What’s playing on the iPod right now? ZOOT SUIT RIOT by Cherry Poppin’ Daddies
This month I’m putting several projects out on submission and I just read a discussion about this on the Backspace chat forum so it seemed like a good topic to bring up.
If you are an agented author with a project on submission, do you request to see your rejection letters?
At my agency, my clients don’t really have a choice (or at least I never really gave them one). When a rejection letter arrives, I immediately forward.
Why? Well, for several reasons.
I, in general, believe that an author has the right to see any communication regarding their project. It is, after all, their work.

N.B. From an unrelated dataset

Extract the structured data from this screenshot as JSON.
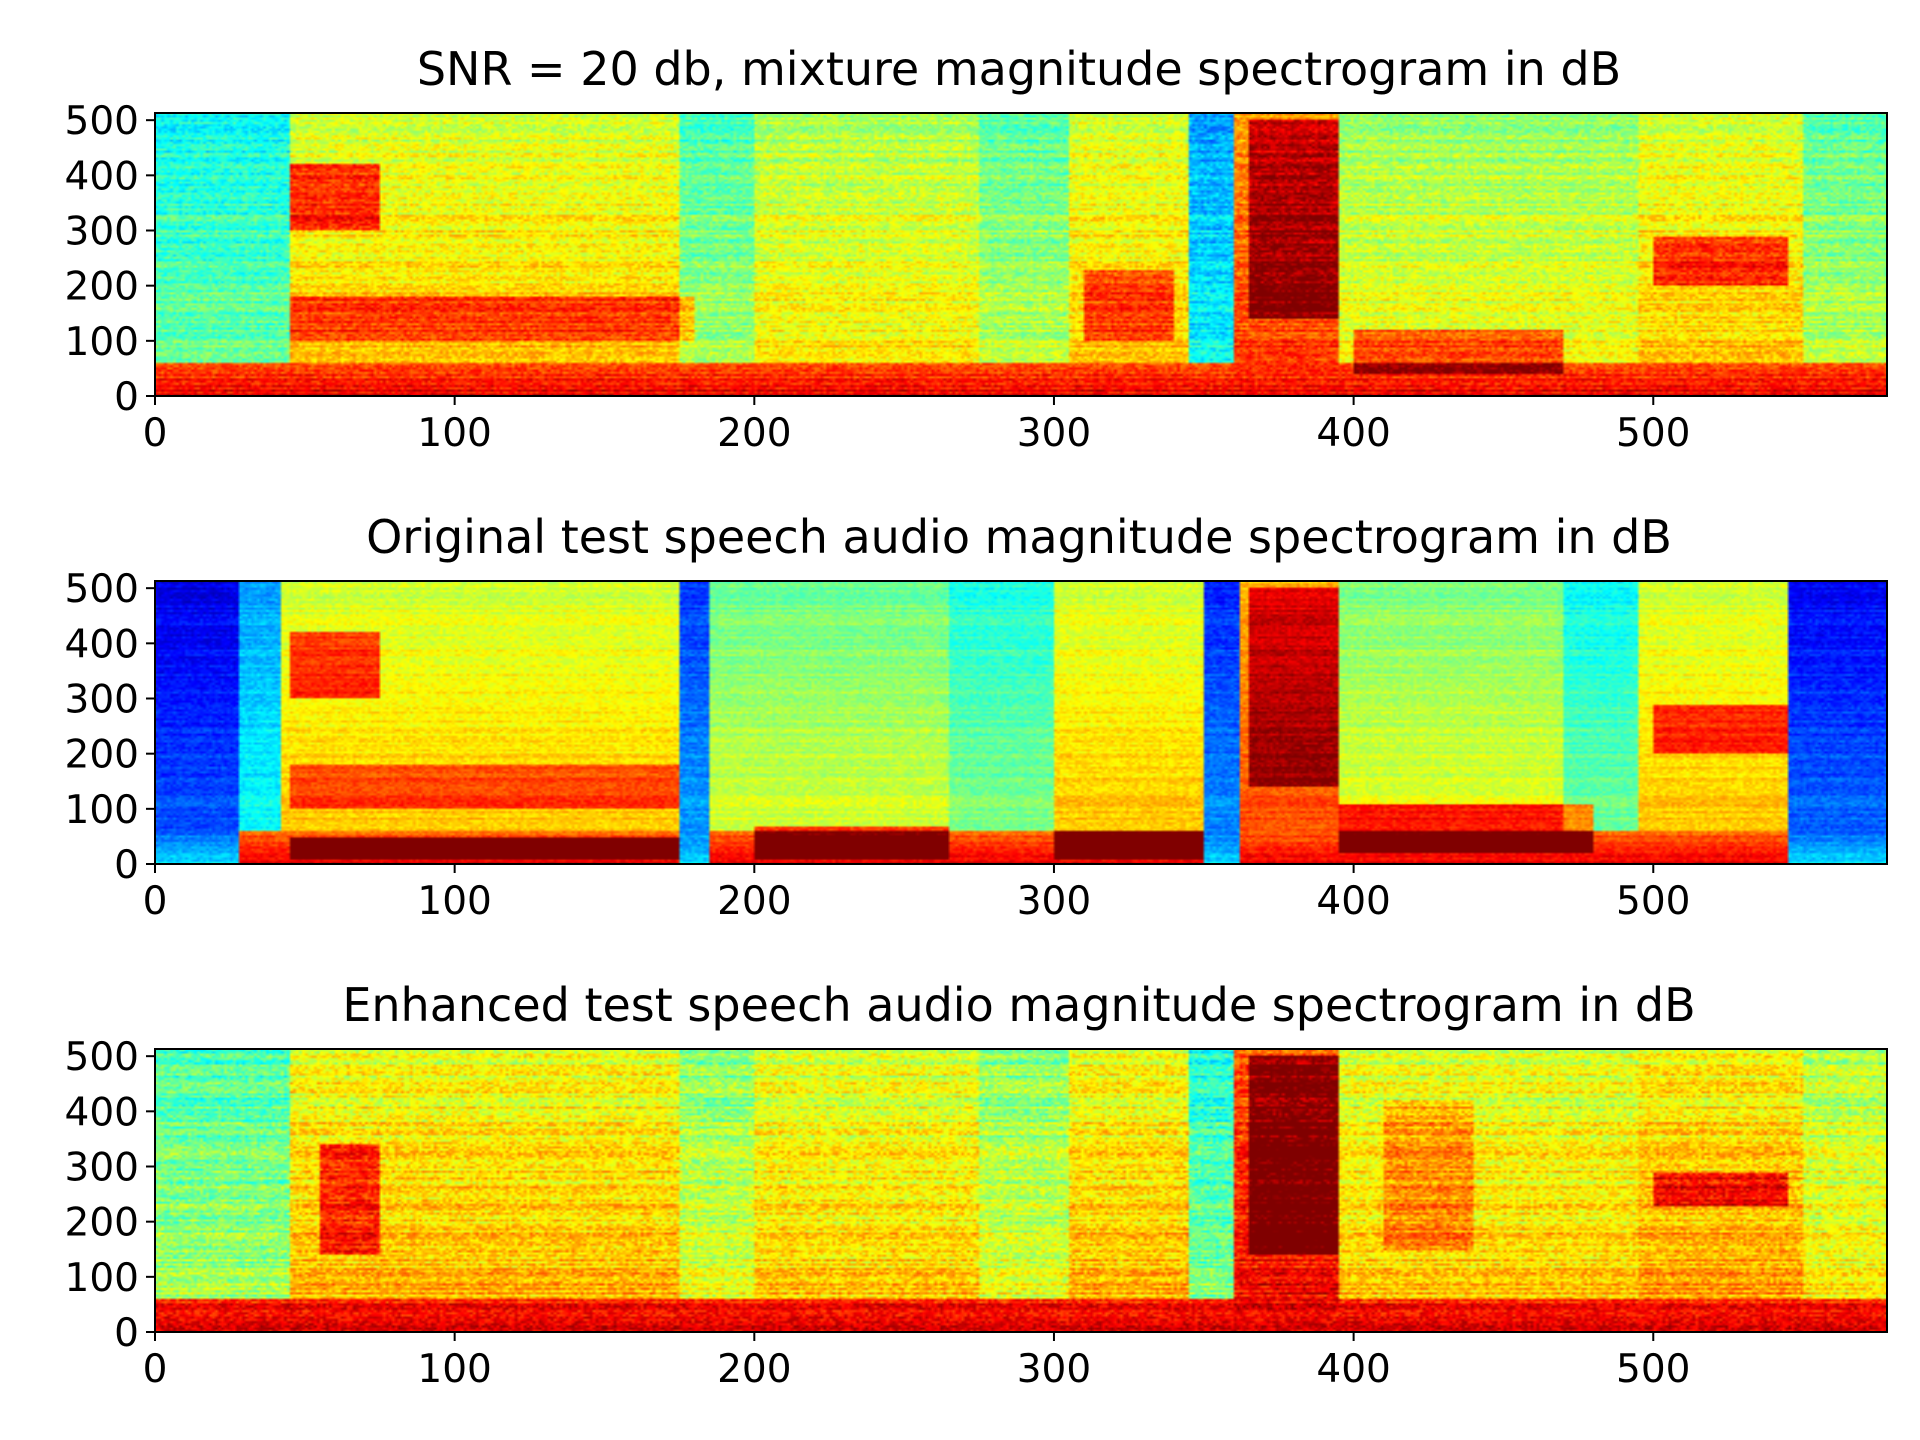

Besides, if I don’t forward it right there in then, it’s unlikely I’m going to remember to send it later on. We do everything electronically here and yes, I do save the email letter in the client’s file but I almost never look at it again once a letter comes through. I know some agents wait until all the responses are in and then send them on but I think that would drive me crazy—like work hadn’t been completed or worse yet, I’d forget to send the letters at that point in time. Better to forward right away for my general peace of mind. Now I realize that it might not cause peace for the author so I always forward with commentary—either an encouraging note, or some inside insight to the editor and why he/she personally might have passed etc.

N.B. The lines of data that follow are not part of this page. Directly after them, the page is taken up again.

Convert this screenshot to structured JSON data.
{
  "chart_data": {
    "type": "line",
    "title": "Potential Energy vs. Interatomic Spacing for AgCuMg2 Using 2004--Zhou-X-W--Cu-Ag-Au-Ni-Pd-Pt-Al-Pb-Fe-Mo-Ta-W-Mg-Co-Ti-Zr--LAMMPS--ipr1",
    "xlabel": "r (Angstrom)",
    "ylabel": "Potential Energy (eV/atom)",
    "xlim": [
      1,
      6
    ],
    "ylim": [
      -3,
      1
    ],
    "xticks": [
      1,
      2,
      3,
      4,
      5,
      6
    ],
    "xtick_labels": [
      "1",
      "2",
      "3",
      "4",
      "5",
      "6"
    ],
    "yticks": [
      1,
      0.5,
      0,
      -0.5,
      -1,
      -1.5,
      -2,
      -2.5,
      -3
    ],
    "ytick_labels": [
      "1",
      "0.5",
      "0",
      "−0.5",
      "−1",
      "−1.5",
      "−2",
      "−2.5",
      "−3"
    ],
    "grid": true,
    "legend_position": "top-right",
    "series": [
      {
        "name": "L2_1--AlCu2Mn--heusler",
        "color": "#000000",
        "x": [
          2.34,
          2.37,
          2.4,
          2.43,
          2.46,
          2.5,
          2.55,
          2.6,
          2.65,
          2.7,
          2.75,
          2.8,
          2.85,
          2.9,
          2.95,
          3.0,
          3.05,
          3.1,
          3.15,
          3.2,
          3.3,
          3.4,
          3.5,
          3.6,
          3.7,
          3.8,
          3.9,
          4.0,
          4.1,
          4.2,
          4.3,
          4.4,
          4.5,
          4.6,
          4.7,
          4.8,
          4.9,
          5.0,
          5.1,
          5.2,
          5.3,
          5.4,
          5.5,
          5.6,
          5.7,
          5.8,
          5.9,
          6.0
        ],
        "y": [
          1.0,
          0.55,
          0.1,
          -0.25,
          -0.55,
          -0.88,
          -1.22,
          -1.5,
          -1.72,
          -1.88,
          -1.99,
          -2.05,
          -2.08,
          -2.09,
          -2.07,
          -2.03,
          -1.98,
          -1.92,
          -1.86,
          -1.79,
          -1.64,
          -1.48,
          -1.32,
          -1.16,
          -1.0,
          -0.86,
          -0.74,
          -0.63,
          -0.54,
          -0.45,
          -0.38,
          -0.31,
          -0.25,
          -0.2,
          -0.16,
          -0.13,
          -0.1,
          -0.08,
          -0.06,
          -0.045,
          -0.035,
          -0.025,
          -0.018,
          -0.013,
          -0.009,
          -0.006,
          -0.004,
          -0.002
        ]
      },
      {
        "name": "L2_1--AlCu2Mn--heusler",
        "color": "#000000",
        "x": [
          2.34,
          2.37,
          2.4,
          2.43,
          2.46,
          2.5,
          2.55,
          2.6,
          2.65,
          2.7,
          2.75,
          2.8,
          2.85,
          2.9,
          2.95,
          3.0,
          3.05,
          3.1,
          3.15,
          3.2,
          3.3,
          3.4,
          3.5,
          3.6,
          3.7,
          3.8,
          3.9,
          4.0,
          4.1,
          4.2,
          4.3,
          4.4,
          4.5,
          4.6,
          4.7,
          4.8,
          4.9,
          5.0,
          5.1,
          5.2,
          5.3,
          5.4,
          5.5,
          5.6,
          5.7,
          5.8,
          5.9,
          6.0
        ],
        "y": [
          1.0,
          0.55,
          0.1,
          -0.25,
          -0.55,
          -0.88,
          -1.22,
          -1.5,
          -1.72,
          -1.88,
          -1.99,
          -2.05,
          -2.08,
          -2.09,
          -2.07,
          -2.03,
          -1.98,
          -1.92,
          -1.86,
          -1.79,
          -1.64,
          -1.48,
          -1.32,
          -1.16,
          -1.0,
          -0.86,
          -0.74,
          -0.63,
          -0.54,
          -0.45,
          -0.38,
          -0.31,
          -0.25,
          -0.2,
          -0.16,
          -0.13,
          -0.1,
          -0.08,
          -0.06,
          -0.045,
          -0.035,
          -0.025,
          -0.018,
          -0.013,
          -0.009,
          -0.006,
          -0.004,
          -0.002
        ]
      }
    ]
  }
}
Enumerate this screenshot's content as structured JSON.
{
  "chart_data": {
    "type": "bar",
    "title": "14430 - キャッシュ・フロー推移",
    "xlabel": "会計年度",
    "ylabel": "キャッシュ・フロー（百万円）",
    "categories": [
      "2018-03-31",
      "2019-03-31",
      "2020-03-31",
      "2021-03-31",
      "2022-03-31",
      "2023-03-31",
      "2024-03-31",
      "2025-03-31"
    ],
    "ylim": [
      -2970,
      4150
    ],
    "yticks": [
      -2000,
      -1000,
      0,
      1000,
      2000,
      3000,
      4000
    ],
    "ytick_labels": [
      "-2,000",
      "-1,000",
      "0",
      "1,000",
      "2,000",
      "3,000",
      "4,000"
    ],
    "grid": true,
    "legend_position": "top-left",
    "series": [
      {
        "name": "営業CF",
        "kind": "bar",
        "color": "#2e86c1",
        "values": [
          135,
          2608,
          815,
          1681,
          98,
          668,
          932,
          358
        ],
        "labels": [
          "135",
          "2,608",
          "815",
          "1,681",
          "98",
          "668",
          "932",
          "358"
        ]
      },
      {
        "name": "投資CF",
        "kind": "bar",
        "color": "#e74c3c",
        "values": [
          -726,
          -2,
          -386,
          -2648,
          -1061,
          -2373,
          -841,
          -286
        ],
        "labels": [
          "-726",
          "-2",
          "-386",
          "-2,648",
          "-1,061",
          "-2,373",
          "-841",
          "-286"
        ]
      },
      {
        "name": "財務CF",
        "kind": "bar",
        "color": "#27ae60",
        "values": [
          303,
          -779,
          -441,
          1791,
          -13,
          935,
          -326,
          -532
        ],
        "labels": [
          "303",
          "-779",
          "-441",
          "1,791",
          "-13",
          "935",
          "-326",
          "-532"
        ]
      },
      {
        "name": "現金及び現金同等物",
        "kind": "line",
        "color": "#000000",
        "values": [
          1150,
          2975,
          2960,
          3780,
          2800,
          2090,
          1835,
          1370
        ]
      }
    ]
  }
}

If editor feedback is helpful, I ask that the author to keep it in mind. If it’s not, I say just roll with it. Rejection is a part of the publishing game and I think in the long run, it’s in an author’s best interest to develop a thick skin. If the rejections in the submission stage bother you, just imagine how hard it will be to take a bad review?
Buck up and deal with it. It’s not personal (though it feels so). It’s simply a part of being a writer. Now of course, any client can call and bemoan the letter. I’m okay with that as that is a normal, human response. Or write a venting email to me about the editor’s lack of vision. That’s just fine too. If you can’t vent to your agent, who can you vent to?
Luckily, as of late, I’ve sold just about every project and for clients, rejections are so much easier to take when there is an offer already on the table. Funny how that works.
And if you are a writer who hasn’t reached the agent and the publisher submission stage and may still be looking for that elusive agent, then rejections just signal that you are in the game.
Considering that 90% of the population wants to write a novel but never have the guts to go for it, being in the game is a huge thing. Even though it sucks, rejections are a badge of honor. A rite of passage for when the publishing day finally arrives. Every published writer has a story of a rejection.
You can’t tell a good keynote speech without it!